En quelques minutes à peine, une séquence conçue pour aller vite a concentré tensions, ironie et règlements de comptes feutrés, révélant une nouvelle fois la capacité de Léa Salamé à faire surgir l’imprévu là où l’exercice semblait balisé.
Sur le plateau de Quelle Époque !, Léa Salamé a conclu l’émission du 18 janvier par un exercice aussi simple qu’explosif. Un “photocall ultra rapide”, une question par invité, aucun commentaire autorisé, et un rythme imposé. Autour de la table, des profils variés : Guillaume Durand, Philippe Besson, Alexandre Devecchio, mais aussi Philippe Lellouche et Adil Rami, plus en retrait sur les sujets politiques.
Emmanuel Macron en première ligne

Dès le lancement, le ton est donné. Emmanuel Macron ouvre la séquence. Guillaume Durand l’interpelle sur son rapport à François Hollande, questionnant l’absence de transparence avant la présidentielle. Alexandre Devecchio, plus frontal, demande : « Pourquoi n’écoutez-vous jamais votre peuple ? » Philippe Besson, ancien proche, tranche net avec une phrase lourde de désillusion : « Pourquoi a-t-il fallu que tu gâches tout ? ». Des mots lancés sans développement, mais dont la charge symbolique est immédiate.
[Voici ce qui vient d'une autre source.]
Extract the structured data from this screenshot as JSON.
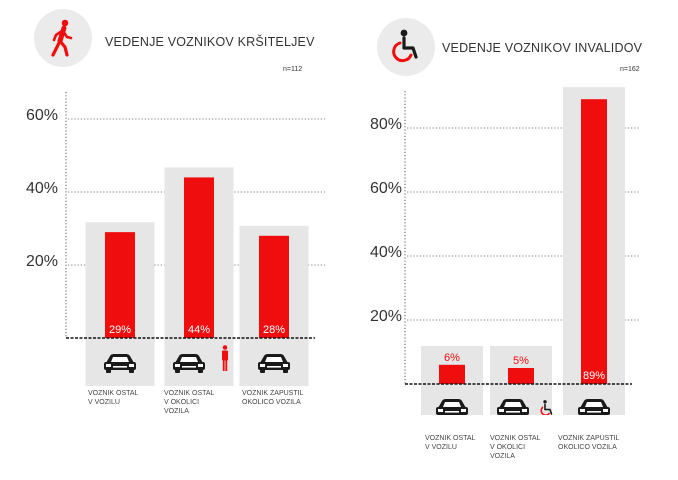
{
  "colors": {
    "bar": "#ef0d0d",
    "column_bg": "#e6e6e6",
    "grid": "#555555",
    "text": "#333333"
  },
  "charts": [
    {
      "icon": "pedestrian-icon",
      "title": "VEDENJE VOZNIKOV KRŠITELJEV",
      "n": "n=112",
      "ticks": [
        "20%",
        "40%",
        "60%"
      ],
      "categories": [
        {
          "icon": "car-icon",
          "label": [
            "VOZNIK OSTAL",
            "V VOZILU"
          ]
        },
        {
          "icon": "car-pedestrian-icon",
          "label": [
            "VOZNIK OSTAL",
            "V OKOLICI",
            "VOZILA"
          ]
        },
        {
          "icon": "car-icon",
          "label": [
            "VOZNIK ZAPUSTIL",
            "OKOLICO VOZILA"
          ]
        }
      ],
      "value_labels": [
        "29%",
        "44%",
        "28%"
      ]
    },
    {
      "icon": "wheelchair-icon",
      "title": "VEDENJE VOZNIKOV INVALIDOV",
      "n": "n=162",
      "ticks": [
        "20%",
        "40%",
        "60%",
        "80%"
      ],
      "categories": [
        {
          "icon": "car-icon",
          "label": [
            "VOZNIK OSTAL",
            "V VOZILU"
          ]
        },
        {
          "icon": "car-wheelchair-icon",
          "label": [
            "VOZNIK OSTAL",
            "V OKOLICI",
            "VOZILA"
          ]
        },
        {
          "icon": "car-icon",
          "label": [
            "VOZNIK ZAPUSTIL",
            "OKOLICO VOZILA"
          ]
        }
      ],
      "value_labels": [
        "6%",
        "5%",
        "89%"
      ]
    }
  ],
  "chart_data": [
    {
      "type": "bar",
      "title": "VEDENJE VOZNIKOV KRŠITELJEV",
      "subtitle": "n=112",
      "categories": [
        "VOZNIK OSTAL V VOZILU",
        "VOZNIK OSTAL V OKOLICI VOZILA",
        "VOZNIK ZAPUSTIL OKOLICO VOZILA"
      ],
      "values": [
        29,
        44,
        28
      ],
      "unit": "%",
      "ylim": [
        0,
        65
      ],
      "ticks": [
        20,
        40,
        60
      ],
      "grid": "dotted horizontal"
    },
    {
      "type": "bar",
      "title": "VEDENJE VOZNIKOV INVALIDOV",
      "subtitle": "n=162",
      "categories": [
        "VOZNIK OSTAL V VOZILU",
        "VOZNIK OSTAL V OKOLICI VOZILA",
        "VOZNIK ZAPUSTIL OKOLICO VOZILA"
      ],
      "values": [
        6,
        5,
        89
      ],
      "unit": "%",
      "ylim": [
        0,
        90
      ],
      "ticks": [
        20,
        40,
        60,
        80
      ],
      "grid": "dotted horizontal"
    }
  ]
}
Une rafale de noms et de piques
La mécanique s’accélère ensuite. Les questions visent successivement Brigitte Macron, Sébastien Lecornu, Bruno Retailleau, Marine Le Pen ou encore Jean-Luc Mélenchon. Philippe Besson se distingue par une virulence assumée, notamment lorsqu’il interpelle Marine Le Pen sur des accusations financières, provoquant un léger flottement sur le plateau.
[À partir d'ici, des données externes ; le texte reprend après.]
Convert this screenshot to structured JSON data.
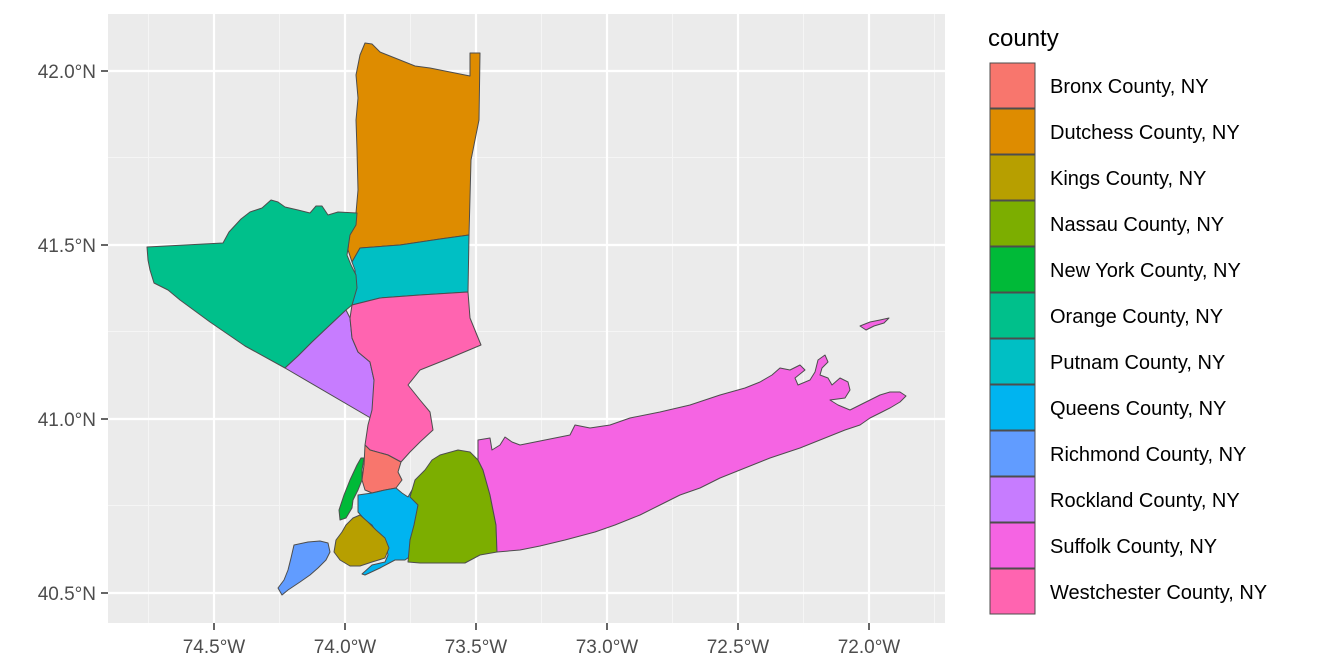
{
  "map": {
    "legend": {
      "title": "county",
      "entries": [
        {
          "id": "bronx",
          "label": "Bronx County, NY",
          "color": "#F8766D"
        },
        {
          "id": "dutchess",
          "label": "Dutchess County, NY",
          "color": "#DE8C00"
        },
        {
          "id": "kings",
          "label": "Kings County, NY",
          "color": "#B79F00"
        },
        {
          "id": "nassau",
          "label": "Nassau County, NY",
          "color": "#7CAE00"
        },
        {
          "id": "newyork",
          "label": "New York County, NY",
          "color": "#00BA38"
        },
        {
          "id": "orange",
          "label": "Orange County, NY",
          "color": "#00C08B"
        },
        {
          "id": "putnam",
          "label": "Putnam County, NY",
          "color": "#00BFC4"
        },
        {
          "id": "queens",
          "label": "Queens County, NY",
          "color": "#00B4F0"
        },
        {
          "id": "richmond",
          "label": "Richmond County, NY",
          "color": "#619CFF"
        },
        {
          "id": "rockland",
          "label": "Rockland County, NY",
          "color": "#C77CFF"
        },
        {
          "id": "suffolk",
          "label": "Suffolk County, NY",
          "color": "#F564E3"
        },
        {
          "id": "westchester",
          "label": "Westchester County, NY",
          "color": "#FF64B0"
        }
      ]
    },
    "x_axis": {
      "ticks": [
        {
          "value": -74.5,
          "label": "74.5°W"
        },
        {
          "value": -74.0,
          "label": "74.0°W"
        },
        {
          "value": -73.5,
          "label": "73.5°W"
        },
        {
          "value": -73.0,
          "label": "73.0°W"
        },
        {
          "value": -72.5,
          "label": "72.5°W"
        },
        {
          "value": -72.0,
          "label": "72.0°W"
        }
      ]
    },
    "y_axis": {
      "ticks": [
        {
          "value": 40.5,
          "label": "40.5°N"
        },
        {
          "value": 41.0,
          "label": "41.0°N"
        },
        {
          "value": 41.5,
          "label": "41.5°N"
        },
        {
          "value": 42.0,
          "label": "42.0°N"
        }
      ]
    },
    "panel_background": "#EBEBEB",
    "grid_color": "#FFFFFF",
    "border_color": "#4D4D4D"
  }
}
Une séquence fidèle à l’ADN de l’émission

L’atmosphère devient électrique, mais reste conforme à l’esprit de l’émission : des questions directes, parfois brutales, sans filtre ni consensus. Léa Salamé maintient le tempo, coupe court aux tentatives de commentaire et rappelle sans cesse l’urgence de l’exercice. Une mise en scène maîtrisée, où chaque mot compte davantage que les explications absentes.
Nicolas Sarkozy dans le viseur
C’est toutefois la dernière cible qui concentre l’attention. Lorsque vient le tour de Nicolas Sarkozy, Alexandre Devecchio évoque le référendum de 2005 et le contournement du vote populaire. Guillaume Durand se contente d’un laconique « Mystère », laissant planer le non-dit. Mais la véritable déflagration vient de Philippe Besson.
La phrase de trop… ou celle qui fait mouche
Dans un éclat de rires généralisé, y compris de l’animatrice, Philippe Besson lâche une remarque aussi inattendue que corrosive. Faisant référence à un ouvrage attribué à Nicolas Sarkozy, il ironise sur une éventuelle suite après son incarcération à la prison de la Santé, demandant « à quand le tome 2 ? ». Une sortie accueillie par l’hilarité, mais qui pourrait laisser des traces.